The coronavirus pandemic is a physical health emergency on a global scale, such as we have never seen in our lifetimes. But it is also a mental health emergency. Both the coronavirus illness itself and the measures governments have had to take to contain it are placing enormous stress on people’s emotional health and wellbeing.

We have estimated that ten million people in the UK will require mental health support as a direct consequence of the pandemic. But the mental health impacts will not be felt evenly across society. We know that our chances of having good or bad mental health are unequal. Social and economic inequalities – poverty, racism, discrimination, and exclusion – create and perpetuate mental health inequalities. And just as some groups of people are more at risk from the virus, many of the same people will also feel the worst effects on their mental health.

In November 2020, Centre for Mental Health published the final report of the Commission for Equality in Mental Health, Mental health for all? The report concluded two years’ work exploring what causes mental health inequalities, why they have become so entrenched and what can be done to reverse them. Our report showed that mental health is made in communities, and so action to reduce inequality needs to begin at the local level, within communities, supported by local systems, services, and civil society. This is what we want to stimulate: to move from words to actions.

To build a system designed for equality. Across the country, groups of people are working to change this picture: to find new and innovative ways to meet people’s mental health needs and to create wellbeing in their own communities. But many of these approaches are isolated, often small scale and short term. As we recover from the significant impact of a pandemic on society, we have an opportunity to make mental health equality a real focus for ‘building back better’. But it will not happen unless we act now to change the systems that hold people and communities back.

We have developed an approach that will start the ball rolling in a small number of local areas where people are willing to work alongside us on a pilot programme to begin their journey to achieving mental health equality. We want to create a ‘proof of concept’ pilot, to find out whether the approach we have designed can take root in a community and spark the system change we know is needed. We have discussed this with community and system leaders in a number of local areas that are interested in being involved in fixing this problem. We want to build local coalitions to join together to establish the building blocks of a system designed for mental health equality.

We would work alongside each of the pilot areas to identify early actions they can take towards mental health equality and to agree some specific ambitions and goals for their local system. We would do this through a series of workshops and one-to-one discussions with stakeholders in each local area, supported by our research and evaluation team who will provide evidence about good practice, economic analysis, and critical appraisal of proposed actions. We would work to support each of the local areas to draw up a shared ‘mental health equality action plan’.
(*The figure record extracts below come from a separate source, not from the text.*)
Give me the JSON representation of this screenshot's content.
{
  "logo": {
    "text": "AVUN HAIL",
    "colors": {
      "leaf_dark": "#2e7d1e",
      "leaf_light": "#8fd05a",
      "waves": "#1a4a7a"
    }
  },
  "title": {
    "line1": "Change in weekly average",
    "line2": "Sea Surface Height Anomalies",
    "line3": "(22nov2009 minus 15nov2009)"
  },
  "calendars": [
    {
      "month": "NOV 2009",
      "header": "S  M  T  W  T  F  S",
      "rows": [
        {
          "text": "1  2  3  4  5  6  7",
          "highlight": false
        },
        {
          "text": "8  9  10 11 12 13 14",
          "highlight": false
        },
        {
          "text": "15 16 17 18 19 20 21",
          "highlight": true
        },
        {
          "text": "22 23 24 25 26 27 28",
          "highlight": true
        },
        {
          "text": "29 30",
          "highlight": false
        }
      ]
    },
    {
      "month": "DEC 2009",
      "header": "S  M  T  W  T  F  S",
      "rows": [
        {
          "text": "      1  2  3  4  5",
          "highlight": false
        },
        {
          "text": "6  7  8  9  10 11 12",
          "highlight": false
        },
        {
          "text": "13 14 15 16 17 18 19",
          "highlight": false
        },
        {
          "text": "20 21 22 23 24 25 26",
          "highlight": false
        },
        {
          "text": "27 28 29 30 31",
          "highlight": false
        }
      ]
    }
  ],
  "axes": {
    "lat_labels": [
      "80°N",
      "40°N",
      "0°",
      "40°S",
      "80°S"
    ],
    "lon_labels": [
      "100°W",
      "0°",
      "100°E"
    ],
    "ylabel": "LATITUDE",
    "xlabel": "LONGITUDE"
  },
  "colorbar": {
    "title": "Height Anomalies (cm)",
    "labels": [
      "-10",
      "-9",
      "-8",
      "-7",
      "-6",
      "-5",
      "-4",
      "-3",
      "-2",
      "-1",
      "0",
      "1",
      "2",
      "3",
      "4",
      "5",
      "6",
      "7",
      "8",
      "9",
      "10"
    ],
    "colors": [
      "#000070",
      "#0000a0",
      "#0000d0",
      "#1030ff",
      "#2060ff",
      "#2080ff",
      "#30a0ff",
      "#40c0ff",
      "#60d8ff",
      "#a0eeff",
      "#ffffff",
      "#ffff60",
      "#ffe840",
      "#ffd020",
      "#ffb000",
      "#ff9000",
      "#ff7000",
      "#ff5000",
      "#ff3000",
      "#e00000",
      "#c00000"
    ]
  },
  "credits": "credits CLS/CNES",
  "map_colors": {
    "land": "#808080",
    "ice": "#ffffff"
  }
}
We would encourage the pilot areas to build a broad coalition including community organisations, experts by experience, civil society, business, and public services. We would also want to ensure that insights and learning from the pilot sites are shared widely and freely. To embed this, we would build alongside this targeted pilot our existing network of elected member champions for mental health and a new network of local mental health equality leaders, with whom we will share the results of the pilots as they emerge. We would publish a series of blogs, videos, and briefings during the pilot phase. We would plan to conclude the pilot programme with a brief report describing progress and exploring the potential for wider uptake. And with these we will make the case nationally for a system designed for equality, advocating for policies that support and enable local action and that reverse the inequalities that drive so much poor mental health. In the wake of a pandemic, the time has come to achieve ‘mental health for all’ by redesigning services that embed equality.